Dans un communiqué publié lundi 24 août 2026, l’OMS indique qu’environ 90 cas confirmés étaient enregistrés chaque jour en moyenne au cours des trois premiers mois de surveillance. Ce rythme est nettement supérieur à celui observé lors des précédentes grandes épidémies, notamment celle d’Afrique de l’Ouest entre 2014 et 2016 et celle de la RDC entre 2018 et 2020.

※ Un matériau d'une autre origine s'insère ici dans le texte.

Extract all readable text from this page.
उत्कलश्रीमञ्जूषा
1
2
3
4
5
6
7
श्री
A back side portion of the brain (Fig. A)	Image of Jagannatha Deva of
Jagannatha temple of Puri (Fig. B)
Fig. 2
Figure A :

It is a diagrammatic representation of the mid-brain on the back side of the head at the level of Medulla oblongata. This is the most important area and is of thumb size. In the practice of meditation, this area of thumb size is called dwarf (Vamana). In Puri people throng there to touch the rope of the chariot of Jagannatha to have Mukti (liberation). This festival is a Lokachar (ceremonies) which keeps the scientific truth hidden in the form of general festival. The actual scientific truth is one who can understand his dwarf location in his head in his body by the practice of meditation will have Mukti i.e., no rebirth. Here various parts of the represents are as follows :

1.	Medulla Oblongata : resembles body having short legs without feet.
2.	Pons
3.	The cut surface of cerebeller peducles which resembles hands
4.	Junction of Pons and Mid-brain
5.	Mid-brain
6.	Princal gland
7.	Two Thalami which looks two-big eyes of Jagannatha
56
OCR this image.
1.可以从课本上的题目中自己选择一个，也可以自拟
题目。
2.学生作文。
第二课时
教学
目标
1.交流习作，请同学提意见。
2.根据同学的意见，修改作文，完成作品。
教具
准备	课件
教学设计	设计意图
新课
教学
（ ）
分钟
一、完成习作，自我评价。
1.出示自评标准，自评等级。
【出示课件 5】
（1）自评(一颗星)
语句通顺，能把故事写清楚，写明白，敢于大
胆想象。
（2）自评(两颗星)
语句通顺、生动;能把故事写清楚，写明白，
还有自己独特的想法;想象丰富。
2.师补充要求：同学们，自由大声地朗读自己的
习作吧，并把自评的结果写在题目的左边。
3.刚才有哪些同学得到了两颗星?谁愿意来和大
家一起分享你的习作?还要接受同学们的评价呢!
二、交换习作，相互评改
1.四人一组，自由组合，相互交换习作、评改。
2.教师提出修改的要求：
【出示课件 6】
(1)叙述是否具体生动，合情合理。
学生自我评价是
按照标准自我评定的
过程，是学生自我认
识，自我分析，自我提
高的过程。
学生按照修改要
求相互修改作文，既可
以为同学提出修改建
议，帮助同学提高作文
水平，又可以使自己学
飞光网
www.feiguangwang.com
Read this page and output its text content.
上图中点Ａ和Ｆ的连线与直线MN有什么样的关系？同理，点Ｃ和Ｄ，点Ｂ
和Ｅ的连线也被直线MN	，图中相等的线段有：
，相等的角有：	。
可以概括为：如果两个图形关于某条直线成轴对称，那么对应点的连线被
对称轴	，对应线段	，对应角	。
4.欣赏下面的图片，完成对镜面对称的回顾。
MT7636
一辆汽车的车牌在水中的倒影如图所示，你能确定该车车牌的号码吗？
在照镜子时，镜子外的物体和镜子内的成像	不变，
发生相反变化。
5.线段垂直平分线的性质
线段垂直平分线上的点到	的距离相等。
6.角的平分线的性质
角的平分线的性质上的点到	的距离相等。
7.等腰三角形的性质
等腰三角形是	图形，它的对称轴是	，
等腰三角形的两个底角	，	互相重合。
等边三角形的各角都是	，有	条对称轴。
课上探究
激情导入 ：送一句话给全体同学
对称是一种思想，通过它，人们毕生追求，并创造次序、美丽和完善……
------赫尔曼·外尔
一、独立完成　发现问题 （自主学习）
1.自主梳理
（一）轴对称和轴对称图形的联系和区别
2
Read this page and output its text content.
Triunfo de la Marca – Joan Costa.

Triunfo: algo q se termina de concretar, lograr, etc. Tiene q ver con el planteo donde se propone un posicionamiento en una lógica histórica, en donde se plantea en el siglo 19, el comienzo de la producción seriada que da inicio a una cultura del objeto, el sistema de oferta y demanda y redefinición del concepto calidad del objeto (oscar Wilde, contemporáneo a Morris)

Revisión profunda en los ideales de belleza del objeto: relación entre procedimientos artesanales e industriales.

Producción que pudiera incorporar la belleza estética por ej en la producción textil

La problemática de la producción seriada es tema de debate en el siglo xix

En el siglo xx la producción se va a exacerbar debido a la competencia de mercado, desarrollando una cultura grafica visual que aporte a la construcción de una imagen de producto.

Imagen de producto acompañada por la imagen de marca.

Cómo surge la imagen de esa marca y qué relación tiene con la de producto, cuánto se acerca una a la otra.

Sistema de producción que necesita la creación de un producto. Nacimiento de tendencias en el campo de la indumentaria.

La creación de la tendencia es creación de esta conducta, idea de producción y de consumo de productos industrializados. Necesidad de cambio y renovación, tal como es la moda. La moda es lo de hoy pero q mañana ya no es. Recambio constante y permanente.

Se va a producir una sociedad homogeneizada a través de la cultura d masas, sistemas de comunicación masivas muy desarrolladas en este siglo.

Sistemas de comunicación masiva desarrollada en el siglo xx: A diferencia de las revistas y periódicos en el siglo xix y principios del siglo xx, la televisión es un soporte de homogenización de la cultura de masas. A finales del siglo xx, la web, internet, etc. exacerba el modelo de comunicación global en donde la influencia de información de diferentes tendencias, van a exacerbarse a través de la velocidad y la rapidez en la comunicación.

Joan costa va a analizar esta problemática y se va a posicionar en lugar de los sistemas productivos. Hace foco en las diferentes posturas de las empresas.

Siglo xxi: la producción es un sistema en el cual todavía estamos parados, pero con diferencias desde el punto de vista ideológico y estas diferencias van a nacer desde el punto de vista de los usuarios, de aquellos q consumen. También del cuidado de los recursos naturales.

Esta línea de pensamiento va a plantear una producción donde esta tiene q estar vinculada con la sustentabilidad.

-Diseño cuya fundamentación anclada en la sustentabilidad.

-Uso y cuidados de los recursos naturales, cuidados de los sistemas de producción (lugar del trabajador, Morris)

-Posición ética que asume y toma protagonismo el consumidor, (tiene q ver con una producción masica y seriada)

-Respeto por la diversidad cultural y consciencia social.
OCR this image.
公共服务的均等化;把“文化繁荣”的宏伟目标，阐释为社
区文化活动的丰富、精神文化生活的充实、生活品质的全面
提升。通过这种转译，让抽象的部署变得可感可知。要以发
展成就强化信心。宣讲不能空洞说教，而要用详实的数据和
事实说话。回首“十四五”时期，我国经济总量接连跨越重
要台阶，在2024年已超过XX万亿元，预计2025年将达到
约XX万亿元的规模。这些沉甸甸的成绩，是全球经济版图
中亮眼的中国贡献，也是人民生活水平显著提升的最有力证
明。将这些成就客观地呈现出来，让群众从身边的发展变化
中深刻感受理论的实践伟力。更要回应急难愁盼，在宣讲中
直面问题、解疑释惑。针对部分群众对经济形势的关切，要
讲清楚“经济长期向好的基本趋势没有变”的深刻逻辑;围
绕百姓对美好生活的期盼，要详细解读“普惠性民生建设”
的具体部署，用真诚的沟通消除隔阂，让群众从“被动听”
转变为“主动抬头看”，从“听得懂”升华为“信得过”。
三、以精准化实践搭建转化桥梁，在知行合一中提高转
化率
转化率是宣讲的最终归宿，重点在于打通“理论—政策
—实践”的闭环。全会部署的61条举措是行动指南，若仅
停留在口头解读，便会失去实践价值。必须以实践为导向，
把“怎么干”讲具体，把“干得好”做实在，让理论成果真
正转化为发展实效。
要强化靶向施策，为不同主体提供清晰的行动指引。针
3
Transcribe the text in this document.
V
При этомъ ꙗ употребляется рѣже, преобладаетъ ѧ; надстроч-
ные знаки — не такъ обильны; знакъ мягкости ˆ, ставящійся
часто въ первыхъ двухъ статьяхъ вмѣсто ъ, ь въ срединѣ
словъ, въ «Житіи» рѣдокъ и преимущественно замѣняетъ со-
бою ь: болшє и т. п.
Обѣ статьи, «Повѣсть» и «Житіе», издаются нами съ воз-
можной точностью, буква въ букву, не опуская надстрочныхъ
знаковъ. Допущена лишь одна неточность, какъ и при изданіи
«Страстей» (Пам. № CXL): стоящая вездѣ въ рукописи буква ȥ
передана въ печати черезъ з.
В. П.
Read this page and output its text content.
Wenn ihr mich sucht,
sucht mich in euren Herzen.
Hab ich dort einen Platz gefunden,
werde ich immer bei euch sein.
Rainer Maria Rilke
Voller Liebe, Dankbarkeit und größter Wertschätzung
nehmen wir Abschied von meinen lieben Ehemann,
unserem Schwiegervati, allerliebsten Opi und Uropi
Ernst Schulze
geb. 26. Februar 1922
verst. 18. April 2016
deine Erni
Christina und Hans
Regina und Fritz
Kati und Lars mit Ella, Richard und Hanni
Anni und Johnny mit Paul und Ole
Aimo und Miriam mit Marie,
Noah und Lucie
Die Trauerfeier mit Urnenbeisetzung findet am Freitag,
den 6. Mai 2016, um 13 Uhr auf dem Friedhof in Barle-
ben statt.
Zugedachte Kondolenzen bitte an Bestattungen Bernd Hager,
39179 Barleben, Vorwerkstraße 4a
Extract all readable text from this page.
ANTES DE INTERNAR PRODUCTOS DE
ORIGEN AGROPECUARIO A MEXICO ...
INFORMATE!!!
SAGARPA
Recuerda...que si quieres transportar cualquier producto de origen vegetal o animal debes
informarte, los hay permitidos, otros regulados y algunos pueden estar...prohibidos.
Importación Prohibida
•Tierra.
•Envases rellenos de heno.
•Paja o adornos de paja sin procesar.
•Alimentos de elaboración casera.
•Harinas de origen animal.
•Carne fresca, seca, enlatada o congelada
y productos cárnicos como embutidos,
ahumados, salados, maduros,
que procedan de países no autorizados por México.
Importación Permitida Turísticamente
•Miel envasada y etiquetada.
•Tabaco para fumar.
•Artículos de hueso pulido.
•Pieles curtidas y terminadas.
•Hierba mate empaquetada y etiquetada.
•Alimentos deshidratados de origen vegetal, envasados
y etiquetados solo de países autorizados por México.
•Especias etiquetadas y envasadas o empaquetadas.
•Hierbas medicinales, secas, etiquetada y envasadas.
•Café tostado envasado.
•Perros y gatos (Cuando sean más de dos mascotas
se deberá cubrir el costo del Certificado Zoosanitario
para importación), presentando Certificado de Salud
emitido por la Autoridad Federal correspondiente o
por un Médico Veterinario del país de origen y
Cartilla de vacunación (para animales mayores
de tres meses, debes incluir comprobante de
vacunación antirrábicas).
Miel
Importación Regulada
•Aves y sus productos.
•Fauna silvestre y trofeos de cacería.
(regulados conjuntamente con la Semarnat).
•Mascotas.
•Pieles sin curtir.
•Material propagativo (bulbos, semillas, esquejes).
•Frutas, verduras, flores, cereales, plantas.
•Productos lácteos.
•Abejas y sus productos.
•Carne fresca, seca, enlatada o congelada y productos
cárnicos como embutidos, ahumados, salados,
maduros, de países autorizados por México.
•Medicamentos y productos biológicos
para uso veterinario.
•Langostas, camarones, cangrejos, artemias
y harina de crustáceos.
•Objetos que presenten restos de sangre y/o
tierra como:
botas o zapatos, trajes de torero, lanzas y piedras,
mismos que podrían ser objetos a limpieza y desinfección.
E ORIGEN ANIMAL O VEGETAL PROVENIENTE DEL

L’épidémie, initialement concentrée dans la zone de santé de Mongbwalu, en Ituri, s’est désormais étendue à six provinces. L’Ituri demeure toutefois l’épicentre de la maladie, concentrant environ 85 % des cas et 79 % des décès, selon les données communiquées par l’OMS.
Cette progression rapide intervient dans un contexte particulièrement difficile, marqué notamment par l’insécurité, les déplacements de populations et des difficultés d’accès aux services essentiels. Ces facteurs compliquent les opérations de surveillance, de prise en charge et de contrôle de la transmission.
Face à cette évolution, l’OMS estime qu’un renforcement important de l’ensemble des interventions est nécessaire pour ralentir la propagation du virus.
L’organisation souligne également que la mortalité demeure élevée. Au cours des six dernières semaines, environ 260 décès par semaine ont été enregistrés, dont près de 60 % seraient survenus au sein des communautés, en dehors des centres de traitement Ebola.
Pour l’OMS, l’urgence est désormais d’accélérer la détection des cas, d’améliorer l’accès aux soins et de renforcer les interventions au sein des communautés afin de contenir cette épidémie qui continue de gagner du terrain en République démocratique du Congo.